Cave Johnson here. Your boss. It's come to my attention that some of you are concerned after receiving my all-staff memo yesterday ("You: Design Test Chambers or You're Fired"). So to put your minds at ease, let me clarify: You are not mentally ill and you did read the memo just fine. It was real. You should be designing test chambers, right now and at all times, or by God I will fire you.
Having said that, let's be honest: Some of you are incapable of designing a test chamber, whatever the motivation. You're only getting marginally better results than a dog would.

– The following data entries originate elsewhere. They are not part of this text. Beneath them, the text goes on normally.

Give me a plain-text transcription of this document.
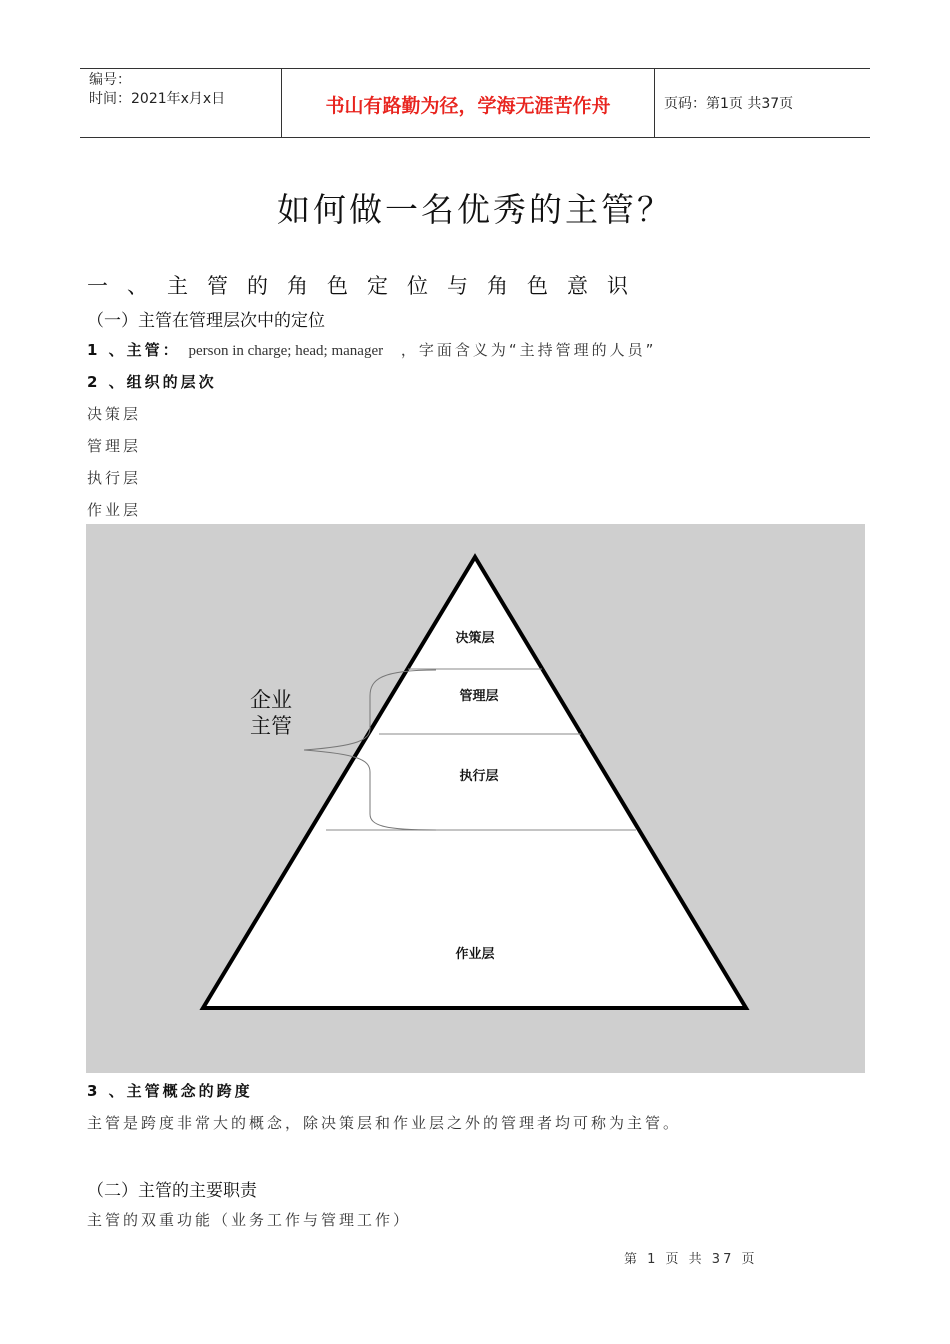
编号：
时间：2021年x月x日	书山有路勤为径，学海无涯苦作舟	页码：第1页 共37页
如何做一名优秀的主管？
一、主管的角色定位与角色意识
（一）主管在管理层次中的定位
1 、主管： person in charge; head; manager ，字面含义为“主持管理的人员”
2 、组织的层次
决策层
管理层
执行层
作业层
决策层
管理层
执行层
作业层
企业
主管
3 、主管概念的跨度
主管是跨度非常大的概念，除决策层和作业层之外的管理者均可称为主管。
（二）主管的主要职责
主管的双重功能（业务工作与管理工作）
第 1 页 共 37 页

Worse, actually. A dog designing even a substandard test chamber'd be pretty damned impressive, let's not kid ourselves.
But don't worry, you're not fired yet. It turns out there's an even better job you can do instead of being fired: Getting launched into an infinite series of alternate Earths to evaluate all the test chambers your smarter coworkers are making.
Wait, it gets better: I'll be right there with you. Every step of the way, whether the tests work or not, Cave'll be by your side, facing whatever life-threatening dangers we might run into out there. And even better, I won't actually physically be there. I'll be here, talking into a microphone, from complete and total safety. That way the people who'll be monitoring whether you're still alive won't have to split their focus worrying about me.
So there you have it. Everyone's useful in the Perpetual Testing Initiative. Except Peter Jenkins, which brings me to the point of this memo: Pete, you're fired.
Alright, that should wrap it up. Everybody except Pete get back to work when this sentence finishes... now.